Still feeling a bit numb and can't seem to shake it. Today has been a rough and busy day. Got to the hospital this morning only to find out that the Child Psych appointment is NEXT Monday and not today! Grrr!! Could really have done talking to her today too!! :( So I decided to treat myself to some retail therapy which was hectic but got what I needed. :)

Came home and collected T from school and he has had a very bad day there today, through a huge tantrum in school at lunch time and basically been up and down all day (in his teacher's own words).

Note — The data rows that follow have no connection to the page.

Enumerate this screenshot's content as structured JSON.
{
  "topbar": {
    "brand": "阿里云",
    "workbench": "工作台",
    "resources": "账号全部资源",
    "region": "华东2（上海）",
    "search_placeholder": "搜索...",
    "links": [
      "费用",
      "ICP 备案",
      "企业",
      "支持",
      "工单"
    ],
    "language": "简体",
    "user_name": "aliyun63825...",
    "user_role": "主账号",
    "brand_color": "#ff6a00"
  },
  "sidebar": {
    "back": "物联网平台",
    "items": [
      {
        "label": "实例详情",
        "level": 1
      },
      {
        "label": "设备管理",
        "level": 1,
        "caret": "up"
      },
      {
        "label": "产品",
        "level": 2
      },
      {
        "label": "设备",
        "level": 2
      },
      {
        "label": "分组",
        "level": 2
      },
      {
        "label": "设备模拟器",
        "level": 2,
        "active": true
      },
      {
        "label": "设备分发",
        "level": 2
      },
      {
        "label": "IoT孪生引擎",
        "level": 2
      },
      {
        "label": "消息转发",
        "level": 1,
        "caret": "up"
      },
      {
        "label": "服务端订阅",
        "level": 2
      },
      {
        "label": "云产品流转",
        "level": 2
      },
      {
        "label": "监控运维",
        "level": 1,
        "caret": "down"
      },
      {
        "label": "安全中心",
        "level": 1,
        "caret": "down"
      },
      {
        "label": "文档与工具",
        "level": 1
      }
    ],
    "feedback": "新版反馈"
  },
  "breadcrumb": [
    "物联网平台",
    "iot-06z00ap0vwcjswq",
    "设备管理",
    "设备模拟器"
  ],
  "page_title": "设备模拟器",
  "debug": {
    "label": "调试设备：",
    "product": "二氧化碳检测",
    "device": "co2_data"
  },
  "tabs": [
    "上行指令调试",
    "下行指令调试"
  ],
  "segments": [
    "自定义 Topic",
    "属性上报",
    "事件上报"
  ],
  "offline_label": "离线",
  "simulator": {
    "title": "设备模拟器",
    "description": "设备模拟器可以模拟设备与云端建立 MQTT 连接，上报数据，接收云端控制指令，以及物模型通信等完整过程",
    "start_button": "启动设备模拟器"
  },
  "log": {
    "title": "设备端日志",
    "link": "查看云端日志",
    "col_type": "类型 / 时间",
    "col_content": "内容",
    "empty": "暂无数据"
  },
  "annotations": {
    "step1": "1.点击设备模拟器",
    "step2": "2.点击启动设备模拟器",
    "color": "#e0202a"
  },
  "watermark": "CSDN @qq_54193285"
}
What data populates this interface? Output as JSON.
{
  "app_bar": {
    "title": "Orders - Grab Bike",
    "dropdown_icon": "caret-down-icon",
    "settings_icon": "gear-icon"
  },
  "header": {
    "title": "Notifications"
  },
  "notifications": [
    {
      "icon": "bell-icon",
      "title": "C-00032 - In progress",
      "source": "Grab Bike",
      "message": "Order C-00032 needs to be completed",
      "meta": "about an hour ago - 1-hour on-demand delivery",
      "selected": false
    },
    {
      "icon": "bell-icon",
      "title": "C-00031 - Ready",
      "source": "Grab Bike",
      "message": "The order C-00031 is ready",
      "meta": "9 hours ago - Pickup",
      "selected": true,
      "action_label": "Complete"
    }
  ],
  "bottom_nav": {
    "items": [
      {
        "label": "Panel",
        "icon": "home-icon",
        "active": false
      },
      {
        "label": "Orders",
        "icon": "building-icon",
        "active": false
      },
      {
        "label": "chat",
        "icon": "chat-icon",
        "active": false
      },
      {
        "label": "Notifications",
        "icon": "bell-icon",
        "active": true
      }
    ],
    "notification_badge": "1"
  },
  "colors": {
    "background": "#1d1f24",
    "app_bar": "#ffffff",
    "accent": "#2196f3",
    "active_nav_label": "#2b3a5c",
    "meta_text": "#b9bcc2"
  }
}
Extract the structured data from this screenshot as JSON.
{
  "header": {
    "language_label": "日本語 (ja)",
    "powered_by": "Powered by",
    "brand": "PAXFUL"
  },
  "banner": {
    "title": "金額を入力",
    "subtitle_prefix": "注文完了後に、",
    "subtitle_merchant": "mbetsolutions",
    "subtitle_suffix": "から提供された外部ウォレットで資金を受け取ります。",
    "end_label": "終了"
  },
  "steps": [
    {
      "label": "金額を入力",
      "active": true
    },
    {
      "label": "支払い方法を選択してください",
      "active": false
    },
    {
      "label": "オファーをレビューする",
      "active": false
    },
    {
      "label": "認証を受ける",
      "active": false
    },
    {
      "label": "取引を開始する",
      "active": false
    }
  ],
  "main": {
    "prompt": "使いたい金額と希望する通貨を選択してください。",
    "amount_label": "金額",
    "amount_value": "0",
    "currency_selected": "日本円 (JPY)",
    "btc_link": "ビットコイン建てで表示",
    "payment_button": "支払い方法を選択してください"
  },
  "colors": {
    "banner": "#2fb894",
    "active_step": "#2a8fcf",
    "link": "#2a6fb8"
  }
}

Then it's supposedly Monday Club which his old LSA runs, she collects him and drops him off at the end. 3wks ago she had the flu and text me to say T couldn't go b/c she was ill, fair enough, then last week, she didn't turn up but yet my nephew goes to the session after T's (he's older) and the LSA was there, so why didn't she collect T?? So I bite my lips and wait to see if she arrives this week (today), once again, no show!! Thankfully T hasn't had a meltdown b/c we had visitors at the time so guess he either 'doesn't care whether he goes or not' or 'he just doesn't realise she didn't come'. I text her to say that he won't be going no more, I am NOT happy! :( (didn't say that I was not happy though).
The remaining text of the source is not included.